Multidrug-resistant tuberculosis (MDR-TB, defined as resistance to at least isoniazid and rifampicin) has emerged as a serious global public health problem, especially in the former Soviet republics. The extent of the problem in Georgia has been incompletely defined.


To determine the prevalence and risk factors for MDR-TB in Georgia.


A population-based study was carried out between July 2005 and May 2006.


Of 1314 patients with acid-fast bacilli smear- and culture-positive pulmonary tuberculosis (TB), 799 (60.8%) were newly diagnosed patients and 515 (39.2%) had been treated previously. Overall, 733 (56%) patients had resistance to at least one anti-tuberculosis drug and 195 (15%) had MDR-TB. Patients who had been treated previously for TB were significantly more likely to have MDR-TB than newly diagnosed patients (141/515 [27.4%] vs. 54/794 [6.8%], OR 5.27, 95%CI 3.75-7.41).

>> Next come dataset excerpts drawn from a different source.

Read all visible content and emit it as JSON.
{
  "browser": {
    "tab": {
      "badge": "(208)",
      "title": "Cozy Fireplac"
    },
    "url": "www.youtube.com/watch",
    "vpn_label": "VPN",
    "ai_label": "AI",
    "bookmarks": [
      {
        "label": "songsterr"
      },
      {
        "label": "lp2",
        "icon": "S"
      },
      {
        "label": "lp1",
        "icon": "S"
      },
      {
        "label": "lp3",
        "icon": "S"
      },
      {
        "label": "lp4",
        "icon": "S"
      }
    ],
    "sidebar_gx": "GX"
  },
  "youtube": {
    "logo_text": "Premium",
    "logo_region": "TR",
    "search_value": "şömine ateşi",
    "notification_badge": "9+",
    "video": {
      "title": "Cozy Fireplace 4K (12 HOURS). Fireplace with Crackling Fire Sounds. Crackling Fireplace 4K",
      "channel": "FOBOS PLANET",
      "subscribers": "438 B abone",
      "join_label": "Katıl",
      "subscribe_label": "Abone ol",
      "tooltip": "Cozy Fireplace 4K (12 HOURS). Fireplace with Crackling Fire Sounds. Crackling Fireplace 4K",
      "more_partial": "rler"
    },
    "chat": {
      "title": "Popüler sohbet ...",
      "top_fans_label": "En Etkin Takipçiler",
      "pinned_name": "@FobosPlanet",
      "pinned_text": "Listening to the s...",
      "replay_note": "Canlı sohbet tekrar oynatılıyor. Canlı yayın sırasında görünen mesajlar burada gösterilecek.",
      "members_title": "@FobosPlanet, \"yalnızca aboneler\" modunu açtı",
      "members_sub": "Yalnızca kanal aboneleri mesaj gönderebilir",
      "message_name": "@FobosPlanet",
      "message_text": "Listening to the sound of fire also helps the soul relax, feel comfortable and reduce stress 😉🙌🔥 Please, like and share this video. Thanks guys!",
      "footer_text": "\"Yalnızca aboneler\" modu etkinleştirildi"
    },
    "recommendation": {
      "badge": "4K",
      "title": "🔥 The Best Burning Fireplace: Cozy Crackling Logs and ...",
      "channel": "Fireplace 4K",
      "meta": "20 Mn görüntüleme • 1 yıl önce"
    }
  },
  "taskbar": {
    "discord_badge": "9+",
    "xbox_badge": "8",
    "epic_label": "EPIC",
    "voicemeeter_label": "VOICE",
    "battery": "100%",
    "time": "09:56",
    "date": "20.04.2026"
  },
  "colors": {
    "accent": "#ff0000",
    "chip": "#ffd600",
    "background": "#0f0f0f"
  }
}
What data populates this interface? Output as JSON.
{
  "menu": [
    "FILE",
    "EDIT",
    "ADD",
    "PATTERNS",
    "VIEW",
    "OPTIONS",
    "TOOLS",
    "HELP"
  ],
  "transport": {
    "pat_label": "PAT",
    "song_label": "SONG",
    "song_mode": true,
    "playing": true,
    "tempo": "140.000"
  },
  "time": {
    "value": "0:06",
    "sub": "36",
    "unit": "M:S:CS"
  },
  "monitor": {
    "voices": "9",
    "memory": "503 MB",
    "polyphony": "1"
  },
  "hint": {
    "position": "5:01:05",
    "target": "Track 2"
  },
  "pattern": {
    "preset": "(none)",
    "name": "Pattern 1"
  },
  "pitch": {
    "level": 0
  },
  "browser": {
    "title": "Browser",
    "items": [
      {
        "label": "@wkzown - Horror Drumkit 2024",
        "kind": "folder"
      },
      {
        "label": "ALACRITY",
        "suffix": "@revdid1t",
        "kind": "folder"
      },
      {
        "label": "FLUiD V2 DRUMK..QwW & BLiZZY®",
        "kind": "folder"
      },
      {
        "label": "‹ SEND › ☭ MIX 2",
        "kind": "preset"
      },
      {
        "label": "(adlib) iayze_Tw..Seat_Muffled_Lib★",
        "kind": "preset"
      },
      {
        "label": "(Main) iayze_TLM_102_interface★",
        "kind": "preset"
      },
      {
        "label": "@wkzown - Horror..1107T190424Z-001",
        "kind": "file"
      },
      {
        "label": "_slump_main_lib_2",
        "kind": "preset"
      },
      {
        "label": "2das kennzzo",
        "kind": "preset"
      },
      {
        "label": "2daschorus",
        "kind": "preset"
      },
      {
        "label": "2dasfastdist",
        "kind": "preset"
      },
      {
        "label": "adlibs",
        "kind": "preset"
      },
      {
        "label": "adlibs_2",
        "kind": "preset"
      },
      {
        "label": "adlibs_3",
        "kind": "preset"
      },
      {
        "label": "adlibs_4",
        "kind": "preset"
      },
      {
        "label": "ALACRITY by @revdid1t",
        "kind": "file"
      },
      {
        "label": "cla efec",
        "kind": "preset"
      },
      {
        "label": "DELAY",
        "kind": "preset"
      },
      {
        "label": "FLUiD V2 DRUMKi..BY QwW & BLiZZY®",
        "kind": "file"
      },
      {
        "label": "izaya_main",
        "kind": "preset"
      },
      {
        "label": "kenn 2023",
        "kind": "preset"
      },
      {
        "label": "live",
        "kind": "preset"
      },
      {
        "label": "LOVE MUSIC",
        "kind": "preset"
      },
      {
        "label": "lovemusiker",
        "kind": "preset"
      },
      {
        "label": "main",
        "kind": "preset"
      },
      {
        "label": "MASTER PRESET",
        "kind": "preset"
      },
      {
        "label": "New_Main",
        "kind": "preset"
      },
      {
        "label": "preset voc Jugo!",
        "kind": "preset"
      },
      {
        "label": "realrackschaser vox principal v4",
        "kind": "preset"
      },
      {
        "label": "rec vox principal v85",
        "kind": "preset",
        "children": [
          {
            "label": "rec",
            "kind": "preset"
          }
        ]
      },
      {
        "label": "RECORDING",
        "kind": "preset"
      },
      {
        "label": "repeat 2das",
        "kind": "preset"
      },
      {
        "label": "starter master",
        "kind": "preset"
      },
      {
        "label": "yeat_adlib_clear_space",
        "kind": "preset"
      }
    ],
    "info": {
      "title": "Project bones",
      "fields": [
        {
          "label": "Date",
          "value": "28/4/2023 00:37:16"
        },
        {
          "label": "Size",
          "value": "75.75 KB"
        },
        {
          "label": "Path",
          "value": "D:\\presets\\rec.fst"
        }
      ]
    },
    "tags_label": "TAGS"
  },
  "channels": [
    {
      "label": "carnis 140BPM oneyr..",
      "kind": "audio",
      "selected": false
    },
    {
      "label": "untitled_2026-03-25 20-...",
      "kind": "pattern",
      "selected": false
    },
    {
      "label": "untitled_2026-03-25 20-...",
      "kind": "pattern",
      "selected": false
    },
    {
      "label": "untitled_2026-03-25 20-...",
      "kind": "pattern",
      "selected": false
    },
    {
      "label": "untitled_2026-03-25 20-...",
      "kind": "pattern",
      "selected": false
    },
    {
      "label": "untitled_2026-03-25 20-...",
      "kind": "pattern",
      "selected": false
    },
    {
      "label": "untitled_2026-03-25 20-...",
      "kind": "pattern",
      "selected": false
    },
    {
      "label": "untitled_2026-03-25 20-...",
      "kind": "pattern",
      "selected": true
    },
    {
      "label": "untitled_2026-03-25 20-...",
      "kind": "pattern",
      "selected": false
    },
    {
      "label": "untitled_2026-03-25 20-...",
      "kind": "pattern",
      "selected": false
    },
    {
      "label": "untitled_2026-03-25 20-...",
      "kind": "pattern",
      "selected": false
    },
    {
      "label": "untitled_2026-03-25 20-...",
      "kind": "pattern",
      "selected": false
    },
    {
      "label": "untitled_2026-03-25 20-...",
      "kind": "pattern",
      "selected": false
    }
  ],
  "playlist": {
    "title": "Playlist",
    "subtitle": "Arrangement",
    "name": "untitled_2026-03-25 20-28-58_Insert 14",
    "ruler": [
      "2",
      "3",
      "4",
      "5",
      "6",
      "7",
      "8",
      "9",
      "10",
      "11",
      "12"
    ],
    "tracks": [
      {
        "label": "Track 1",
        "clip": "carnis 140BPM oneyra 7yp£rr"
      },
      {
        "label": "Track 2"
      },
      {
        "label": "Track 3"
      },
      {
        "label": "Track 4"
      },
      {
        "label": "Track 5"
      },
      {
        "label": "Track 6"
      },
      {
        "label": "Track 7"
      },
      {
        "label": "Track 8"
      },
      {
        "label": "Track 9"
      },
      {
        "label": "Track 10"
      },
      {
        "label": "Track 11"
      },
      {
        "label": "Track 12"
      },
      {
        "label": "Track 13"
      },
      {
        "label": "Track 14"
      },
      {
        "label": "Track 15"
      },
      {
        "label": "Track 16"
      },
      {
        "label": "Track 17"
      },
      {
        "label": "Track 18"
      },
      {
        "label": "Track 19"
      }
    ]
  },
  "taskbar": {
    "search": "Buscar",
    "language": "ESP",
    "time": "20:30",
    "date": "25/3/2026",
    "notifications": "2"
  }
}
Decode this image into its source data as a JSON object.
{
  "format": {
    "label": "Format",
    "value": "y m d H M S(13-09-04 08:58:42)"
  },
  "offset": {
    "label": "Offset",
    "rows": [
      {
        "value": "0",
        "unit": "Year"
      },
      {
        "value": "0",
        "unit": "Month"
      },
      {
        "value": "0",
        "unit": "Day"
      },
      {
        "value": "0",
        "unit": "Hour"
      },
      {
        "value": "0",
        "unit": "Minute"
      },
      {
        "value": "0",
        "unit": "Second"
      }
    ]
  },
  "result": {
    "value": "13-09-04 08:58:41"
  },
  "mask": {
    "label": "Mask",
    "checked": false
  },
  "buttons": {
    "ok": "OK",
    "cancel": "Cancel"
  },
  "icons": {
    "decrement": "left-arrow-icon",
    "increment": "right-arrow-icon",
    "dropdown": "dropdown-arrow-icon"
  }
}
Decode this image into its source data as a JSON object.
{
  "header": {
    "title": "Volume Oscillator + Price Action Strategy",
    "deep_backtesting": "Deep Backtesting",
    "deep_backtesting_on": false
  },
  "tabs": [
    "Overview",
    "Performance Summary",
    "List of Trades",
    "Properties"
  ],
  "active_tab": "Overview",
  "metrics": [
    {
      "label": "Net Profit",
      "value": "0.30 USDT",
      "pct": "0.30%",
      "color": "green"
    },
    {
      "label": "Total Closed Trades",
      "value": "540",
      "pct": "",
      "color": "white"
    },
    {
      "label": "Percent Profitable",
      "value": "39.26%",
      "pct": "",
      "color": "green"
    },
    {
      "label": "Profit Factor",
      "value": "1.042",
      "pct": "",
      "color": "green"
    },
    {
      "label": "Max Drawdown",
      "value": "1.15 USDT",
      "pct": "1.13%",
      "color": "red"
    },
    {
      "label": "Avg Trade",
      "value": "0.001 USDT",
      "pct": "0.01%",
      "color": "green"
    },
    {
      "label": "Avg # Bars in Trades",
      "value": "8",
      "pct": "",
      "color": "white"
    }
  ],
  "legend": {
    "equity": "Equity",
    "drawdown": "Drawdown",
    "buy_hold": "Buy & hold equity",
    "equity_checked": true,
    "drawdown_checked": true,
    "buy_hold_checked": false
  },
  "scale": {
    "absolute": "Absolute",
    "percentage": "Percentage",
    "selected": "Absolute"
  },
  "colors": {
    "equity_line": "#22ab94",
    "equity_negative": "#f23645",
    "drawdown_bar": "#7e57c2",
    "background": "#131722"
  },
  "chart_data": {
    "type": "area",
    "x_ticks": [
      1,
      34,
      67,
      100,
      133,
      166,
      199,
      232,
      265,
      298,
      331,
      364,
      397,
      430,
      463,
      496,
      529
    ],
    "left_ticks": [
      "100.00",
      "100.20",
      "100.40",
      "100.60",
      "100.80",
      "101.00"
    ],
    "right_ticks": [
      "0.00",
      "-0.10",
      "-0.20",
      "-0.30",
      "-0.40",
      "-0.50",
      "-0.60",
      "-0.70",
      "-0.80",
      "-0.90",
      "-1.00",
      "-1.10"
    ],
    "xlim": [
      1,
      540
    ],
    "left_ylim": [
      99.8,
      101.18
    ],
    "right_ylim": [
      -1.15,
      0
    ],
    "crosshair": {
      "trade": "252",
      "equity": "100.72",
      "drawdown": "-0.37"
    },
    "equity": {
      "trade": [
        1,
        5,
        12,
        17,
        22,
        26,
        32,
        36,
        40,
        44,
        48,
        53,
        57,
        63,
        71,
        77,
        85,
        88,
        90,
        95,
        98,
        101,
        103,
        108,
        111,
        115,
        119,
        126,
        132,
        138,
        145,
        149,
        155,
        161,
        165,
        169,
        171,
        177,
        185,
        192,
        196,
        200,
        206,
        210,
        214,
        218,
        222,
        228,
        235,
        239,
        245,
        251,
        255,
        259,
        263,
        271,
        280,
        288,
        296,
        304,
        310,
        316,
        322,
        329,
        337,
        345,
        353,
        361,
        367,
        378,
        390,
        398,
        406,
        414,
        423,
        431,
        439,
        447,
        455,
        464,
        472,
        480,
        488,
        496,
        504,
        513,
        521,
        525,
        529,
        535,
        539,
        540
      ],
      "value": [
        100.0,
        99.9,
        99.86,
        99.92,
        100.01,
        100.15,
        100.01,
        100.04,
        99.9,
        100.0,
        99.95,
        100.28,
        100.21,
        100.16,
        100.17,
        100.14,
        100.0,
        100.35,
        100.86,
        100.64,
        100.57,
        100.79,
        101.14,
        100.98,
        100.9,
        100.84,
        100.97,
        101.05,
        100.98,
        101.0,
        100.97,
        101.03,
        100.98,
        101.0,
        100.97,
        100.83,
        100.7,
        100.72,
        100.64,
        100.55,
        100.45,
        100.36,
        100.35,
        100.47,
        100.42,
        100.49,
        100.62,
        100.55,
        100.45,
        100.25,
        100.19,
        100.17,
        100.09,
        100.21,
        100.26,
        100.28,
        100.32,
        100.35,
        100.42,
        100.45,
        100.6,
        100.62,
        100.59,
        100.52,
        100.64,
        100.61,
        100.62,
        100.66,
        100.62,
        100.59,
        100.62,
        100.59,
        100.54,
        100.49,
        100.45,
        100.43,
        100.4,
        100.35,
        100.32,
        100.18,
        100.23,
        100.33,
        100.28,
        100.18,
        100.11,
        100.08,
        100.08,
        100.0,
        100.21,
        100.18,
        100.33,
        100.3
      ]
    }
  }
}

In multivariate analysis, previous TB treatment (aOR 5.47, 95%CI 3.87-7.74) and female sex (aOR1.58, 95%CI 1.02-2.32) were independent risk factors for the presence of MDR-TB.


Drug-resistant TB, including MDR-TB, has emerged as a major public health problem in Georgia. Further TB control efforts need to be implemented to prevent the development of new cases of MDR-TB and to treat existing patients with MDR-TB.